I sucked in through my teeth, turned my back on Rooster who was beside me, and stared at the bare limbs of a small tree, the bright gray sky a bare palette behind.  I swallowed hard and thought, "You can do this," and walked back to my boy whose excited hopping was causing his hand-me-down pants to slip.

I rolled over his waistband and let him in through the gate.  We said hi to the teachers we'd met over the previous weeks and the director came to talk to us to reassure us that if Hawk was distressed when we left they would be there for him.

Naturally Hawk was already playing with the tractors he so loves and didn't think anything was amiss.  I called him over to give him a hug and a kiss and he did so sweetly.  Then Daddy.

Then we left.  And, well, you all know the rest

What you don't know is how barren I felt as I drove away.  How lost. 

I went to a coffee shop to kill some time before an appointment, came home, went to another appointment, then to another coffee shop; and listed through the hours.  Tick tock.  Tick tock.  Tick fucking tock.

The timing is right for this, divorce or no divorce, but I wasn't banking on having every other aspect of my entire life also different when my baby moved on to the next stage of his development.  And yesterday marked the dumping of the last vestige of my old life.

It is irrevocably gone.

All of it.

Every single piece.

In four weeks my entire life has been heaved over my head and thrown.

I couldn't wait to go pick him up at 5.  I missed his little face and energy and the way he likes to say, "I do love you, Mommy."  It was like I had been lost at sea all day and he was my lighthouse.  My 3 foot tall, gassy, funny, tempestuous, darling, inquisitive, demanding, loving little lighthouse.

It's a testament to something -- the universe, my parenting, Hawk, I don't know -- that when I called the school at 2 to check in the director told me that Hawk had only cried those couple of minutes and fell right into step with the other children, even calling him over to play with the tractors.  He got his own lunch, picked a place to eat, and fell asleep immediately at nap time.   

He felt safe there away from me and without me, I thought.  The boy is securely attached.  I'm doing my job right.

And when I finally arrived at the playground he was standing feet from the gate looking away.  I called to him and he ran into my arms, an enormous grin splitting his face.  He was sopping wet from his butt down, his shoes muddy.  The cuffs of his shirt were stained and his hands were filthy.  He looked amazing.

"You came back!!" he shouted gleefully and squeezed my neck tighter.

"Of course I did, baby, Mama will always come back."  I stood up and said, "Let's go get your things.  It's time to go."

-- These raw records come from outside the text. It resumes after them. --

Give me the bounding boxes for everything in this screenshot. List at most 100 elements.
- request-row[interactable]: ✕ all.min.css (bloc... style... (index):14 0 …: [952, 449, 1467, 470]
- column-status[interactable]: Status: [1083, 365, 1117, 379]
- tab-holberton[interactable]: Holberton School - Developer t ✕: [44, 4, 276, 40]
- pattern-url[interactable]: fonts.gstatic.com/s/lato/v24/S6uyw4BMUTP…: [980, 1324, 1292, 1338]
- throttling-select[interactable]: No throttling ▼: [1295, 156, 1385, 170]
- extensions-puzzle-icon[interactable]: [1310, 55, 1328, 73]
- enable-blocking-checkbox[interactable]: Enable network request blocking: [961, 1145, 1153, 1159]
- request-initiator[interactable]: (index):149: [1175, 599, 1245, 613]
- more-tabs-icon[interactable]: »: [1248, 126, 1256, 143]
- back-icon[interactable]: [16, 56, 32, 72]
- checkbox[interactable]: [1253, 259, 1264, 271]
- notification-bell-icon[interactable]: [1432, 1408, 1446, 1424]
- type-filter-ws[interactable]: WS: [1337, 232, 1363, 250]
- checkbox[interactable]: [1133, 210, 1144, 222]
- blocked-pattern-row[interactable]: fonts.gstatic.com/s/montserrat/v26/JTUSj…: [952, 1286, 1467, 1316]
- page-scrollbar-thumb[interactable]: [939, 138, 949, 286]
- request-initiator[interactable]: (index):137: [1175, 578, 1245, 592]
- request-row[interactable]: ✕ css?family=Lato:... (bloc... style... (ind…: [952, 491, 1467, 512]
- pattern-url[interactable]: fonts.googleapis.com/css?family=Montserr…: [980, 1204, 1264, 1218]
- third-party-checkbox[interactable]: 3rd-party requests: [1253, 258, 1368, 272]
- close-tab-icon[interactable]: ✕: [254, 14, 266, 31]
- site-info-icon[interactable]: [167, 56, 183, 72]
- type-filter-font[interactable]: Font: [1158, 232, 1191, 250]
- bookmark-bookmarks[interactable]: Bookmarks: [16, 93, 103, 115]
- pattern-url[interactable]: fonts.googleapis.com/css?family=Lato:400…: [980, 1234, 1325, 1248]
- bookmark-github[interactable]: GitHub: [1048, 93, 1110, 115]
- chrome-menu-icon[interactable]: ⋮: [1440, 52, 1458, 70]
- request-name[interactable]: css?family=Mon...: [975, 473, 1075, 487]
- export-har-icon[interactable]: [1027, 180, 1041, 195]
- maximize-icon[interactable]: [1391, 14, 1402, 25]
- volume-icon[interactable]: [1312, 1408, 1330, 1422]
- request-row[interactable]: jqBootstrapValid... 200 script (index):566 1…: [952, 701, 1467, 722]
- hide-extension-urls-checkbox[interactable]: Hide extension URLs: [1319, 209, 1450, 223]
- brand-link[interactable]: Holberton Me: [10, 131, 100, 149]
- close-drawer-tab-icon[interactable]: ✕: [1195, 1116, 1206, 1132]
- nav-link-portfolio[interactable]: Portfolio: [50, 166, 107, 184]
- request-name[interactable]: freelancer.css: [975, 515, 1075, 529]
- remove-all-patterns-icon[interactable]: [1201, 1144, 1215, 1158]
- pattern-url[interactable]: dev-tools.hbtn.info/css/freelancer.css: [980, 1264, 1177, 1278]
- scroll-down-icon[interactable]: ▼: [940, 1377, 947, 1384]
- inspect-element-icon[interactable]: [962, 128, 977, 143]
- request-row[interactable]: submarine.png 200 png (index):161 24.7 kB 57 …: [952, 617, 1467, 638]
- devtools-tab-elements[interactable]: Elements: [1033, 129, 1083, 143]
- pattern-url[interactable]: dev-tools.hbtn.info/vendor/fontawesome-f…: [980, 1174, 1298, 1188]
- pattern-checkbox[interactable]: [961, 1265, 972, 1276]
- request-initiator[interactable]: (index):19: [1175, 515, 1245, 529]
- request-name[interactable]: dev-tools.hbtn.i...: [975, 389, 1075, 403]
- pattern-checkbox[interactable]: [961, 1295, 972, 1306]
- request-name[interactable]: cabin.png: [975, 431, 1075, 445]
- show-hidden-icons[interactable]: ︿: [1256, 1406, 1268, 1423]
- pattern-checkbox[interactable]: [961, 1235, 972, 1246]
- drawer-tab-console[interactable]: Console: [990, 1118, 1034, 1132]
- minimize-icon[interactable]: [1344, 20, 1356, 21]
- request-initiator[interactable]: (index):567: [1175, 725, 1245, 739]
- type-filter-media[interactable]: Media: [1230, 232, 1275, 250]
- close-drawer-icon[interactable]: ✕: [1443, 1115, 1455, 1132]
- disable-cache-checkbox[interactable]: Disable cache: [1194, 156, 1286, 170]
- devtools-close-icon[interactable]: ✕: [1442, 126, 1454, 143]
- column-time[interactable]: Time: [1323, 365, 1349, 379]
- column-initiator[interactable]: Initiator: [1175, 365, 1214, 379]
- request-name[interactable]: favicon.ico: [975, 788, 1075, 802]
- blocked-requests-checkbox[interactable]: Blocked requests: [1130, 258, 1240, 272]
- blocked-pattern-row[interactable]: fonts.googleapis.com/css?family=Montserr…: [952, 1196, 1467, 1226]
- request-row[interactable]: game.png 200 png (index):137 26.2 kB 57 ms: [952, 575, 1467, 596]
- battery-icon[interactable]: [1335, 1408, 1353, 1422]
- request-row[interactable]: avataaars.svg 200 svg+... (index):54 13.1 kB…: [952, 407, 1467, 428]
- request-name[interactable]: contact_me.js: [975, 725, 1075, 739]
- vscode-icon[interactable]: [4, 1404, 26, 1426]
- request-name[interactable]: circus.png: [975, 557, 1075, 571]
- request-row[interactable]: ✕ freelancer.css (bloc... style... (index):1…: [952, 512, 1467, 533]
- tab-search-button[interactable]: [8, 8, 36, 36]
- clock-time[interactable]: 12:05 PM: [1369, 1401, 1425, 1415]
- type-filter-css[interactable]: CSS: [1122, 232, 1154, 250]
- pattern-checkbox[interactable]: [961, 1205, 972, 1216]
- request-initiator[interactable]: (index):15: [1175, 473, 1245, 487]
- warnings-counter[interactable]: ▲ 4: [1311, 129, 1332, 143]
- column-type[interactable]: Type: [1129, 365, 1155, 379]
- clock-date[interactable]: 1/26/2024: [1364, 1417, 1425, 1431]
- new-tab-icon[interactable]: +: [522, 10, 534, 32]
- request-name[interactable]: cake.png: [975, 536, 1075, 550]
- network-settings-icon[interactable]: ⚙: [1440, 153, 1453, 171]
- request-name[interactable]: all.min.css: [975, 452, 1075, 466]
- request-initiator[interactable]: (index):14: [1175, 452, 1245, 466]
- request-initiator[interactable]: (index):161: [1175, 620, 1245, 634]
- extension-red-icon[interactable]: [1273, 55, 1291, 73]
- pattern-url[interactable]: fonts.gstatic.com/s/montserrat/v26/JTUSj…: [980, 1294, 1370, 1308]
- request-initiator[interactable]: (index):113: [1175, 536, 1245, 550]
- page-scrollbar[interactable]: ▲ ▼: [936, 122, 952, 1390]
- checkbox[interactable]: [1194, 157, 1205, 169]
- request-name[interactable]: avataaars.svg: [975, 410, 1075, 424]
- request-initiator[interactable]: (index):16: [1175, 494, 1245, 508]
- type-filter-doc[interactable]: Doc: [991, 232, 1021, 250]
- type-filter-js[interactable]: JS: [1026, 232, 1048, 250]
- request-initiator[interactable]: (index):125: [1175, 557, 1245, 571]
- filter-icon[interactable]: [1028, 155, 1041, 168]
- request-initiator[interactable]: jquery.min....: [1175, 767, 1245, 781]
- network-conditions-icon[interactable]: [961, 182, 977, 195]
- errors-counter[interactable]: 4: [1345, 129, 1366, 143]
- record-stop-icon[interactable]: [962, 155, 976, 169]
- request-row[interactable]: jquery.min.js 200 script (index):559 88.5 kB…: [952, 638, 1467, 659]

"Ok!" he replied and he ran off like he actually knew what he was doing.  A little boy, not a baby.  He took me to a back gate and then a teacher met us and set up his outside cubby.  He'd picked a green cover and a silver pen with which to have his name written.  I've never seen him looking more proud of himself.  He had a cubby!  She explained that it would hold outside things.  He nodded and sprinted off around the corner.  I followed.

Little elfin picnic tables were scattered about under a canopy.  "Where did you sit for lunch, baby?"

"Right here!" he announced with a pat to a teeny little bench.

He expertly opened the back door to the house and we gathered his things; his backpack from the (elfin) kitchen table, his blankie from his indoor cubby.  He was so fucking happy to be running around in his new place with his mommy.  I could just feel it radiating from him.

I'd brought some spare pants for him knowing they'd let the kids play in the mud and rain and I peeled off his sodden ones and wrapped him in a warm blanket in his car seat.  I took pictures of his hands.  Proof of his glorious first day at school.  My heart was at once broken and soaring.

Traffic was bad and we chatted for a while.  He had played with Kaylie and Andrew and a boy whose name he couldn't remember, but had worn a red shirt.  He had also, "Pwayed and pwayed and pwayed."  Then we sat in silence.

"Do you want the radio on?"

"No."

"Do you want to talk about your day some more?"

"No."

"Do you want to just chill for a while?"

"Yes.  And I'm hungry.  I want food.  And I want to go back and pway some more."


It's true that I am alone in all of this, but I at least have the great pleasure of navigating all of it with him under my wing.  My sweet, sweet baby Hawk.